Beate Hofmann: Es sind gute Rituale, die ich mir aufbaue und die meinem Leben gerade in unübersichtlichen Zeiten Halt geben. Ich beginne bewusst jeden Morgen mit einer Zeit der meditativen Stille und einer kleinen (R)Auszeit in der Natur. Unser Hund ist dabei ein perfekter Taktgeber. Den Tagesbeginn mit allen Sinnen zu erleben, Vögel zu hören und den Tau auf dem Gras zu sehen – das alles erdet mich. Sehr gerne schreibe ich meine Gedanken danach auf und oft entstehen kraftvolle Texte, die ich mit Fotos kombiniere. Ich nutze sie als »Soulfood« für andere und für mich selbst. Wenn ich andere Menschen damit inspiriere, kommt deren Freude direkt zu mir zurück und ich spüre die Verbundenheit und Resonanz als Wirksamkeit.
Lebe gut: Wenn Ängste und Sorgen doch überhandnehmen – zu welchen »Notfallmaßnahmen« greifen Sie?
Beate Hofmann: Stille stillt! Ich gehe nach innen und nach draußen zugleich. Einen Sonnenuntergang zu beobachten, also bewusst zu warten, bis die Sonne am Horizont langsam verschwindet, ist ein perfektes Mittel um zu merken, dass es größere Rhythmen gibt. Die Welt dreht sich – ob mit oder ohne meine Sorgen. Ich bin ein Teil des Ganzen und das nimmt den Druck, alles »machen« zu müssen oder für alles die Verantwortung zu tragen. Dies ist eine Art des Betens, bei der ich schweigend oder mit sehr wenig Worten auskomme und mich gehalten fühle.
Zugleich plädiere ich dafür, immer wieder auf die Haltung zu achten, mit der wir selbst dem Leben begegnen. Nicht was wir erleben, sondern wie wir damit umgehen, macht letztlich den Unterschied. Mir sagte eine Frau, die mit großer Liebe und Ruhe ihren sterbenden Mann die letzten Tage begleitete: »Als es uns gut ging, habe ich doch auch nicht gefragt, warum gerade wir? Es ist, was es ist – und wir gehen jetzt gemeinsam da durch.« So eine Haltung ist bewundernswert. Ich sehe eine große Akzeptanz, eine Annahme dessen was ist und das stärkt die Seele viel mehr, als etwas zu verweigern, zu verschweigen oder abzulehnen.

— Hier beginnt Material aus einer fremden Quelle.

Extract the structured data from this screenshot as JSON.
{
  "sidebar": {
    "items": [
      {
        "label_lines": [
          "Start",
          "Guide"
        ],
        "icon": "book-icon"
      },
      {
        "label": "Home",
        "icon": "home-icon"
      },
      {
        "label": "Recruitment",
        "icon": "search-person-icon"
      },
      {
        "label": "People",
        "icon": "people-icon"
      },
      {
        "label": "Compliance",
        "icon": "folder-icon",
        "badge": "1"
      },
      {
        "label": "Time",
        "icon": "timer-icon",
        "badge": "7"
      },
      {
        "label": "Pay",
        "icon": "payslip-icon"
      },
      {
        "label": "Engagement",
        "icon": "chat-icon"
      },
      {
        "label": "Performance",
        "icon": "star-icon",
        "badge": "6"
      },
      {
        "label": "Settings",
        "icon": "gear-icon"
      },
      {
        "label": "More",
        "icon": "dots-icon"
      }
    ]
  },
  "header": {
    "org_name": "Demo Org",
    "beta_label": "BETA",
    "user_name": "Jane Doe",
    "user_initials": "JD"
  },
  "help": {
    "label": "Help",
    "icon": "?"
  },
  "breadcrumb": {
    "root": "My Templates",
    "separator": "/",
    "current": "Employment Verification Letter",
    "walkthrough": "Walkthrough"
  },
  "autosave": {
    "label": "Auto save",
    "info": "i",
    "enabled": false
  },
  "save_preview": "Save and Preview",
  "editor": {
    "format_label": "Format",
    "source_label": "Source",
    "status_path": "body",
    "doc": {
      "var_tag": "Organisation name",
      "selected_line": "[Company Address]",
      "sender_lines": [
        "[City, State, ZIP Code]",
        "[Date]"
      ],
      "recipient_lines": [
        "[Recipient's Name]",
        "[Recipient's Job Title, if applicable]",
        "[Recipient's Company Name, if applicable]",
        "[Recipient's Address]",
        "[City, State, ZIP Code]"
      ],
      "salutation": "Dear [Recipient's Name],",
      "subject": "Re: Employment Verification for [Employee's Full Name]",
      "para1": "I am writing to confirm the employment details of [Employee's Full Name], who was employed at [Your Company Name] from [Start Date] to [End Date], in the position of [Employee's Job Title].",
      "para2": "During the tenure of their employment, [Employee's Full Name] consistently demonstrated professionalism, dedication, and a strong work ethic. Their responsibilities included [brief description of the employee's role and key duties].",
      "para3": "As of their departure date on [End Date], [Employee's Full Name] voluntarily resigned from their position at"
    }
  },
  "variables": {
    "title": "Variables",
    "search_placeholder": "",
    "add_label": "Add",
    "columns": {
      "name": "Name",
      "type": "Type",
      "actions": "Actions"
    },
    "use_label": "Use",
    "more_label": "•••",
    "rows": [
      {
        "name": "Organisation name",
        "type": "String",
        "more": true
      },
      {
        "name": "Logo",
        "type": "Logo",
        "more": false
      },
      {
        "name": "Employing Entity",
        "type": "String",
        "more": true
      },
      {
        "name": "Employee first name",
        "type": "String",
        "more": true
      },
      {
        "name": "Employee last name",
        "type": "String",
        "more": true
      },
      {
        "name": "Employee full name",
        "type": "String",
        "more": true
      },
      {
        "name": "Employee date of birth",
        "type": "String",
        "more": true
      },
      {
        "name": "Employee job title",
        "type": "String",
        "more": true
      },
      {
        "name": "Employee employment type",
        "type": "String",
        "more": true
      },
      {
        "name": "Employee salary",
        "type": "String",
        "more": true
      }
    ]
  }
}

Daher ist es eine sehr gute Notfallmaßnahme, eine annehmende oder dankbare Haltung zu entwickeln. Notieren Sie für sich selbst oder erzählen Sie doch am Abend einer Freundin oder ihrem Partner, was heute Gutes oder Gelungenes in diesem Tag war.
Lebe gut: Schauen wir gemeinsam in die Zukunft: Was wünschen Sie sich für sich und ihre Mitmenschen?
Beate Hofmann: Dass es uns gelingt, das Gute und Staunenswerte in unserem Lebens- und Arbeitsumfeld immer neu wahrzunehmen. Dass wir einen Sinn für das Mögliche entwickeln und unsere Spielräume nutzen. Ich wünsche mir eine Haltung der Dankbarkeit und des (Selbst)Mitgefühls, die uns Menschen miteinander verbindet. Wenn jede und jeder an seinem Platz Leuchtkraft entwickelt, können wir auch dunkle Zeiten bestehen und erhellen.